Our former senator, Zdenko ‘Zed’ Seselja, was said to be one of Canberra’s mythical creatures – except at election time. Dragons, wyverns, gryphons and phoenixes are also mythical. Few of us can explain the differences between them, so columnist “Whimsy” CLIVE WILLIAMS do some research…
FIRST, the“dragon” – a legendary creature that appears in the folklore of many cultures around the world. In appearance, dragons often have a combination of feline, avian, and reptilian traits.
Crocodiles bear the closest resemblance to dragons in the real world and may be the basis for Asian dragon imagery.
Beliefs about dragons vary widely. Western cultures since the Middle Ages have depicted dragons as winged, horned, quadrupedal, aggressive, and capable of breathing fire. In fact, the name “dragon” is derived from the Latin word “draconem”, which means “huge serpent”.
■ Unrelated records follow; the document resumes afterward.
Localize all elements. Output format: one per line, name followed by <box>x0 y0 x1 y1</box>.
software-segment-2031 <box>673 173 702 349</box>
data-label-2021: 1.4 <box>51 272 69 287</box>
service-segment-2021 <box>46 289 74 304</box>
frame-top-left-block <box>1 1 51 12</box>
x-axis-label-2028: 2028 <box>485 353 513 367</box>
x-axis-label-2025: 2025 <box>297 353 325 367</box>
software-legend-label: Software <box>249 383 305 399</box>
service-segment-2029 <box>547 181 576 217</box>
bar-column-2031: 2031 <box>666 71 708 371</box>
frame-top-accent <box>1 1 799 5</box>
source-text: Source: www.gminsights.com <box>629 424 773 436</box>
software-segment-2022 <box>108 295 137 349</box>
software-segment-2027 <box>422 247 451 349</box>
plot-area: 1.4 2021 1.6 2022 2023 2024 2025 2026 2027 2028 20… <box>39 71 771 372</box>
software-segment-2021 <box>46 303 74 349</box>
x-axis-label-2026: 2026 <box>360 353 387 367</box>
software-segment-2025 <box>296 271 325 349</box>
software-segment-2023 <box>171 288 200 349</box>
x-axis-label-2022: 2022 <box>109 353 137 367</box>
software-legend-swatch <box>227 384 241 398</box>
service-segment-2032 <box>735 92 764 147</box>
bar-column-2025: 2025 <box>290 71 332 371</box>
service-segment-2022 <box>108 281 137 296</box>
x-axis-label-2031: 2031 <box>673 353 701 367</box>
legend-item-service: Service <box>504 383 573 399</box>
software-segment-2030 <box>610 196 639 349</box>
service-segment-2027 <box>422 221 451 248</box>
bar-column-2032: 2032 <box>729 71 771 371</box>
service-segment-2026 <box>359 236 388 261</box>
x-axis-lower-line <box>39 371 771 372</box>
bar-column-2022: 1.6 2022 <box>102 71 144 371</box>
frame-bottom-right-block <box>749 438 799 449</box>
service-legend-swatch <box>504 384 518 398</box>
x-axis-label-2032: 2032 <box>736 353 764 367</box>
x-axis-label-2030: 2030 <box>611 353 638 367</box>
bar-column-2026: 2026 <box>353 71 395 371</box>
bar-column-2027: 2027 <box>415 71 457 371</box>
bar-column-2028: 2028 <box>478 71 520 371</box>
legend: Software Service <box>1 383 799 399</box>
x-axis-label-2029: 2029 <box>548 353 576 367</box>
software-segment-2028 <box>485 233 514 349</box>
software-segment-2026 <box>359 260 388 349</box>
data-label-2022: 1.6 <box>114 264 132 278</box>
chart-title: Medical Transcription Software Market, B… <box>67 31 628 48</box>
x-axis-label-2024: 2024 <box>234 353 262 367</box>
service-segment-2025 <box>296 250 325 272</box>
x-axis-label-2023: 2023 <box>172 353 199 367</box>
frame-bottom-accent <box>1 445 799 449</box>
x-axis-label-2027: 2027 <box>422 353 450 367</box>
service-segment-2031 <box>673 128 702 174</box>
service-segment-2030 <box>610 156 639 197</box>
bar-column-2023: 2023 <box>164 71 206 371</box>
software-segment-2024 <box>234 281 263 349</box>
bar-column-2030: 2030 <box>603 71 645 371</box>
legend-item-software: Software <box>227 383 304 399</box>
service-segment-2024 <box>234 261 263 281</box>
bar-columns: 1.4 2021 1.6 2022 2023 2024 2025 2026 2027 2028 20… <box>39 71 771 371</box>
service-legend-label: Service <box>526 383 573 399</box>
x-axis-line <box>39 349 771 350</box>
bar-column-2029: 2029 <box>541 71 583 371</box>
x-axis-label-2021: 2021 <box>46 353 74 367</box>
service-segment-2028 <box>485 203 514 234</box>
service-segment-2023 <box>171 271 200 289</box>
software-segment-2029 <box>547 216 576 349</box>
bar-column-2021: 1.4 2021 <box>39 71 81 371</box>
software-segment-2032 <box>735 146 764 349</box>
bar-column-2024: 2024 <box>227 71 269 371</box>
In contrast, dragons in Asian cultures are usually depicted as friendly, wingless, four-legged, serpentine creatures with above-average intelligence. In China, only the imperial dragon has five toes on each foot. Everyone else has four. Japanese and Korean dragons resemble Chinese dragons, but only have three fingers.
The four-toed red dragon Y Ddraig Goch is featured on the national flag of Wales. The Welsh dragon is believed to have originated from Arthurian legend. The Celts believed that dragons were shape-shifters who could take any form they wished; including the human form. Merlin the Wizard relates that the red dragon (representing the British) defeated the white dragon (representing the Saxon invaders).
The tails of dragons also vary widely, with the Welsh dragon’s tail traditionally ending in an arrow shape.
A “wyvern” in contrast is a legendary dragon that has two legs. The wyvern in its various forms is important in heraldry. It is also a popular creature in European literature, mythology and folklore. Today, wyverns are often seen in fantasy literature and video games with dragon-like features. The wyvern in heraldry and folklore rarely breathes fire, unlike four-legged dragons.
“Griffins” are different from dragons. It is a legendary creature with the body, tail and hind legs of a lion; the head and wings of an eagle; and sometimes eagle talons as front legs. Since classical antiquity, griffins were known to guard priceless treasures and possessions. (Confusingly, there are two buildings named The Griffin in Canberra.)
In Greek and Roman mythology, griffins and the Arimaspians (a tribe of one-eyed people living in the Ural Mountains) were associated with the protection of gold. Roman author Pliny the Elder wrote, “Griffins were said to lay eggs in burrows on the ground and these nests contained nuggets of gold.” In medieval heraldry, the griffin became a Christian symbol of divine power and the guardian of the divine.
The “phoenix” is an immortal bird associated with Greek mythology that cyclically regenerates or is otherwise reborn (like some dodgy Canberra property developers). Associated with the sun, a phoenix gains new life by rising from the ashes of its predecessor.
It reminds me that if you’re on horseback, surrounded by dragons, unicorns and other mythical creatures, and you’re worried about your situation, it’s probably safer to wait for the music to stop before getting off the carousel.